I was stunned. "You mean you think we can cure old-age?" I definitely wanted there to be a "we" in that sentence, if this was something solid.

"Yep. I think that somewhere way back when, our cell line took a turn down an evolutionary path that was good for the genome at the time, but ended up with a limited lifespan for the individual. I'm pretty sure we can undo that." He pointed at his screen. "Simulations show that we can stop the developing cell from pursuing a strategy that selects for eventual death and just goes on forever."

"Cancer?" I queried, scurrying over to look at the sim results.

"Nope, no more than usual," Matt grinned. "Apoptosis occurs if needed.

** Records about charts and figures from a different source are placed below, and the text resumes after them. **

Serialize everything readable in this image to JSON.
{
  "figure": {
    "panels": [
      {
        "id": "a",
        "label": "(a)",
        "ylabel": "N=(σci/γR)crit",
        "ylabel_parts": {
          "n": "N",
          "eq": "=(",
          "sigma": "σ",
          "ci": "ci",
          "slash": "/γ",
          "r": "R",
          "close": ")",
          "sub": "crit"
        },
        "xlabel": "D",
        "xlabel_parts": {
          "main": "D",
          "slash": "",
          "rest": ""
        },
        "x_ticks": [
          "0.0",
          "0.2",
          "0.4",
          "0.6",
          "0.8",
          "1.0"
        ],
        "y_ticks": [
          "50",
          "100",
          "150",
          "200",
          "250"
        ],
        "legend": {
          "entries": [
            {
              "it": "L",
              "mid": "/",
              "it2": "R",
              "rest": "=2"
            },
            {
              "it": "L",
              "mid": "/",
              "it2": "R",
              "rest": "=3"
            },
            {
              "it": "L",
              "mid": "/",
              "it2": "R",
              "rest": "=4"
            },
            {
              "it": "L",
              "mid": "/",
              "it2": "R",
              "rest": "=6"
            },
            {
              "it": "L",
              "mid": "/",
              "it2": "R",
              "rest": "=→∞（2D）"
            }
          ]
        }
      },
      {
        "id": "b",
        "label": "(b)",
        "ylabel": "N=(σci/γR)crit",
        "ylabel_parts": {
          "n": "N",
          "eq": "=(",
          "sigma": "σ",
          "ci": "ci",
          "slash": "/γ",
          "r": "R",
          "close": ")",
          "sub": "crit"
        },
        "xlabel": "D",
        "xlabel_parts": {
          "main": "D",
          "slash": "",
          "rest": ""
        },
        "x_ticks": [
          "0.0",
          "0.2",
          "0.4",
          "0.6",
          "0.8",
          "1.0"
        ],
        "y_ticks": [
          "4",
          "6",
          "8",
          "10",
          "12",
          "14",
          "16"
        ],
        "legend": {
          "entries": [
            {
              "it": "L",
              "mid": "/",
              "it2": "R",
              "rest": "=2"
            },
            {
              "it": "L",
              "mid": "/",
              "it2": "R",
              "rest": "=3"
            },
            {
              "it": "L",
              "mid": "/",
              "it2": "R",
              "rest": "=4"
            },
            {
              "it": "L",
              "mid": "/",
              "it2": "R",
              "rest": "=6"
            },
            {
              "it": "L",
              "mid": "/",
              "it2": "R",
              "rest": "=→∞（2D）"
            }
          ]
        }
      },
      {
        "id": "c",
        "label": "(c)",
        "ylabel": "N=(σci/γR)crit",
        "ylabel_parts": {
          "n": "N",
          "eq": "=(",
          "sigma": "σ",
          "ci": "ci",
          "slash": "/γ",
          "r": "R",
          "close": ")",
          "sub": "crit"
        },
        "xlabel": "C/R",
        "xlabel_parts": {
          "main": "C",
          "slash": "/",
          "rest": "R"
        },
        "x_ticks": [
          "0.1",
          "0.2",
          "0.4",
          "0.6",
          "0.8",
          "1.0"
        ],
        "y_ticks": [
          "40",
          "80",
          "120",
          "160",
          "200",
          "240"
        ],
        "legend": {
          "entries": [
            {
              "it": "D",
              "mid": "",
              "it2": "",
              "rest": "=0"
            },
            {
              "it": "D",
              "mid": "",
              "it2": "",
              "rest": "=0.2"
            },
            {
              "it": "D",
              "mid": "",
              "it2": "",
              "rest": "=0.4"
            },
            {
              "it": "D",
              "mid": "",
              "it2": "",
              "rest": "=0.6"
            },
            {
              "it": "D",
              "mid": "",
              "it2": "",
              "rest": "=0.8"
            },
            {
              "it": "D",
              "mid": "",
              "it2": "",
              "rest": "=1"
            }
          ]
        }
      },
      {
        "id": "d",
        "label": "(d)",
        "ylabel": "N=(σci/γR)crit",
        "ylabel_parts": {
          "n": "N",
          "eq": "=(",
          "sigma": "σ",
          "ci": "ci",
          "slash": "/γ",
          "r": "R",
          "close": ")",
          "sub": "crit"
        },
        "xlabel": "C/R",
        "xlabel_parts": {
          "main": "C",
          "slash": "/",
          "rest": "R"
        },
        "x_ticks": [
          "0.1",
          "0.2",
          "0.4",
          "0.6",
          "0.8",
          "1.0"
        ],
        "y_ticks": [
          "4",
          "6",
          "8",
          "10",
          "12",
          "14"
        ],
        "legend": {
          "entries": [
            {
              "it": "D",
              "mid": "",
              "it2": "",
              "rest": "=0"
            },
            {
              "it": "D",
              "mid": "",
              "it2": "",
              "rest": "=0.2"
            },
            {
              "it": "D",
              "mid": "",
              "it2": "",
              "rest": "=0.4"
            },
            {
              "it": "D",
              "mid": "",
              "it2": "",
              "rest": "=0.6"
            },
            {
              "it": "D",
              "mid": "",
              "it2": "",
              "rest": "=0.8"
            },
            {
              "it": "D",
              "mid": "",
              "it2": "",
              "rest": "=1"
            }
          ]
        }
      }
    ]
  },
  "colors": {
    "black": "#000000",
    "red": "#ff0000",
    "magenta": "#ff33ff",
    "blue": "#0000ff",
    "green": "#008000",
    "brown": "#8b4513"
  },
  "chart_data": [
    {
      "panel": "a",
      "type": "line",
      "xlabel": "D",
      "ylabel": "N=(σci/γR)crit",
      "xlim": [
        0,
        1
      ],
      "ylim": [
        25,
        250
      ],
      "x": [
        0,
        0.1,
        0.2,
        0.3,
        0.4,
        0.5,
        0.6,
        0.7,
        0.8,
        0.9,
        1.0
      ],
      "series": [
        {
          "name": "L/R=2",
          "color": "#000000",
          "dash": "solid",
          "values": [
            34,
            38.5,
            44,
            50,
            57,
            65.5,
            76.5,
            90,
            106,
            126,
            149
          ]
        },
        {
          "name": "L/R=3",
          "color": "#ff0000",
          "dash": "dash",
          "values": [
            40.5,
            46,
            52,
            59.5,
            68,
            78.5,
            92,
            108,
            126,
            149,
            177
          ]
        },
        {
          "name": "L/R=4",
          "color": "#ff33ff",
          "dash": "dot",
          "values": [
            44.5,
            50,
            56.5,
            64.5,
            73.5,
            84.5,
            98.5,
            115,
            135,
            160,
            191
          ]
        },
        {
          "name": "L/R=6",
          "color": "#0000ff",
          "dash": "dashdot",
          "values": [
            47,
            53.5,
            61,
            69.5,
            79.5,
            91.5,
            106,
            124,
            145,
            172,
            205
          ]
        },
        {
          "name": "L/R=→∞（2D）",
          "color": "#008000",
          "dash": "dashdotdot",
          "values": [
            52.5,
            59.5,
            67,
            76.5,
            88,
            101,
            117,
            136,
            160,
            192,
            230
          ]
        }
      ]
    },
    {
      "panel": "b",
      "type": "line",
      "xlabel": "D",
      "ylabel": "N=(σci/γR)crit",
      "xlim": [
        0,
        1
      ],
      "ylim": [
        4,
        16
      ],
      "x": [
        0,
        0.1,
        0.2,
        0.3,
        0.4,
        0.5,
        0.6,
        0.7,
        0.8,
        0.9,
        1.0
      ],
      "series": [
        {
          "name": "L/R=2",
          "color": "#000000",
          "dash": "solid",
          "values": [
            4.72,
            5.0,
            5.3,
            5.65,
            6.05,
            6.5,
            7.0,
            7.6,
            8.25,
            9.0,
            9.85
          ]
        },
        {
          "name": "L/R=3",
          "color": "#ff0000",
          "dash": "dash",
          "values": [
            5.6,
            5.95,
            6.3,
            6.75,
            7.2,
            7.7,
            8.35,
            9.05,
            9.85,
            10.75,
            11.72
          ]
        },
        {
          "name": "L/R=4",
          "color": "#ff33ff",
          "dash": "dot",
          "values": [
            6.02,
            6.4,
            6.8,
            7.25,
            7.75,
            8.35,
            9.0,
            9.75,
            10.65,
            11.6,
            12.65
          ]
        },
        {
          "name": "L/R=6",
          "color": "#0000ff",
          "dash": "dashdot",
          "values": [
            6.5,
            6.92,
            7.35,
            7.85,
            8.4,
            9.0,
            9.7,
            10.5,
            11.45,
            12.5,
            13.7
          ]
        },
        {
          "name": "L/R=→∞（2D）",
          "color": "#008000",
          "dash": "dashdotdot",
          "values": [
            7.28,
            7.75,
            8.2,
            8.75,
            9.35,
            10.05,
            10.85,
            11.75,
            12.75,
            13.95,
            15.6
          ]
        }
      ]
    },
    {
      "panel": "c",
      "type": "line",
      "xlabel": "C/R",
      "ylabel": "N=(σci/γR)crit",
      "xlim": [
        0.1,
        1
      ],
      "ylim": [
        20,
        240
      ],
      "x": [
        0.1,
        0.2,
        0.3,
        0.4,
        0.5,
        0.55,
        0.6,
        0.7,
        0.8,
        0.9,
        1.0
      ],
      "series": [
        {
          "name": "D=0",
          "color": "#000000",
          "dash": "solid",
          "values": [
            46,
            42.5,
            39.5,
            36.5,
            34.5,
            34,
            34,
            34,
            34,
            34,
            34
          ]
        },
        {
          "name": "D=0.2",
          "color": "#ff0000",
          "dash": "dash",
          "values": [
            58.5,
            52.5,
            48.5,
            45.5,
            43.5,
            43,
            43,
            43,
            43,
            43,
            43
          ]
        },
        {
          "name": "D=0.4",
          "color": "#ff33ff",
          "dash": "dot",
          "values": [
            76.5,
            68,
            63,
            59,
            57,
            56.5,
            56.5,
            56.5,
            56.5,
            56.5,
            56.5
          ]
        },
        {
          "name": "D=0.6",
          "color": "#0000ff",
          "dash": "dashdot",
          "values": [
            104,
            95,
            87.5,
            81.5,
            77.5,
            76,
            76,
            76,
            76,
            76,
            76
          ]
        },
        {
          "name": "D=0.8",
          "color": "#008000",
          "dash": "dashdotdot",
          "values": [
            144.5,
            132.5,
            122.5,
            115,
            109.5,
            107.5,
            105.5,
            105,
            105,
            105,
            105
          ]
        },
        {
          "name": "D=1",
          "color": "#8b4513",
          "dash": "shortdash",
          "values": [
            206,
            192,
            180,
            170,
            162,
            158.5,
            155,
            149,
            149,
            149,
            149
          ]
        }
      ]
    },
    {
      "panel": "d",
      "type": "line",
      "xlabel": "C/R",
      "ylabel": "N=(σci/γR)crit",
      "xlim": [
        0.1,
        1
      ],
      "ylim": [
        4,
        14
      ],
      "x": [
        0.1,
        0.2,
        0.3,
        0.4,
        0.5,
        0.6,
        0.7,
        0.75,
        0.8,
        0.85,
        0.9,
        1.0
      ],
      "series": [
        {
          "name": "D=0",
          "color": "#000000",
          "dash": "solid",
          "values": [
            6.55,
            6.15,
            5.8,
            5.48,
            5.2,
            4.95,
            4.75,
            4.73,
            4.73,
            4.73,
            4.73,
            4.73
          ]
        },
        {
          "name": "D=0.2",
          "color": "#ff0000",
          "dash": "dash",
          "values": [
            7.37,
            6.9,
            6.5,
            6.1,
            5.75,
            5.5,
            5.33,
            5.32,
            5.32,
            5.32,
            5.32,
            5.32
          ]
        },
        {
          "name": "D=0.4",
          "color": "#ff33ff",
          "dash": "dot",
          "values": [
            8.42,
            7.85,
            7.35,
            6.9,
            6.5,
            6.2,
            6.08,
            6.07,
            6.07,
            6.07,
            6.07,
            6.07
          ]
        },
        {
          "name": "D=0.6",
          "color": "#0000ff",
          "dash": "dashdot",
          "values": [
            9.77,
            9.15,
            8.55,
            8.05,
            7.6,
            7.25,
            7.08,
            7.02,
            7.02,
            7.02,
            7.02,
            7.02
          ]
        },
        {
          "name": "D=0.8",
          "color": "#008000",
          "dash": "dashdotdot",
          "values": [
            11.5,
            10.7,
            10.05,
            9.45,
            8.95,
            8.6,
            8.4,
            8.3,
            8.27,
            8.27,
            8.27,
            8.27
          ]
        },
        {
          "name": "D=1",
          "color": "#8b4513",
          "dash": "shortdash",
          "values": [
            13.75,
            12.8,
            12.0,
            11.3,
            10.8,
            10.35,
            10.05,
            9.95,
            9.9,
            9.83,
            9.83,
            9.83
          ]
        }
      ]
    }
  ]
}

It's just the aging by loss of telomeres and a few other degenerative mechanisms that get halted." He pointed out one graph. "This shows that if I repress a few key gene expressions, cells produced from adult cells by mitosis are at least as good at dividing forever as pluripotent stem cells, even though they remain specialized."

"Animal cell trials? Ethics?" I referred to the form of hellish torment that one would have to go through to get a request to perform even in-vitro animal trials past the Ethics Committee.

"No need," Matt grinned smugly. "Already covered by the last round of meetings. I slipped in a few things that no-one noticed. We can start as soon as I get the sequencer programmed."

"Nice!" I slapped him on the back. "I wondered what those extra vaguely worded experiments were all about," I lied. I had no idea what extras he'd put in the last request. I'd have to check. Was supposed to be my responsibility, in fact. But everybody did it, who could get away with it. Ethics was such a pain in the arse. Always worried that some new synthetic plague would get out of the lab. As if.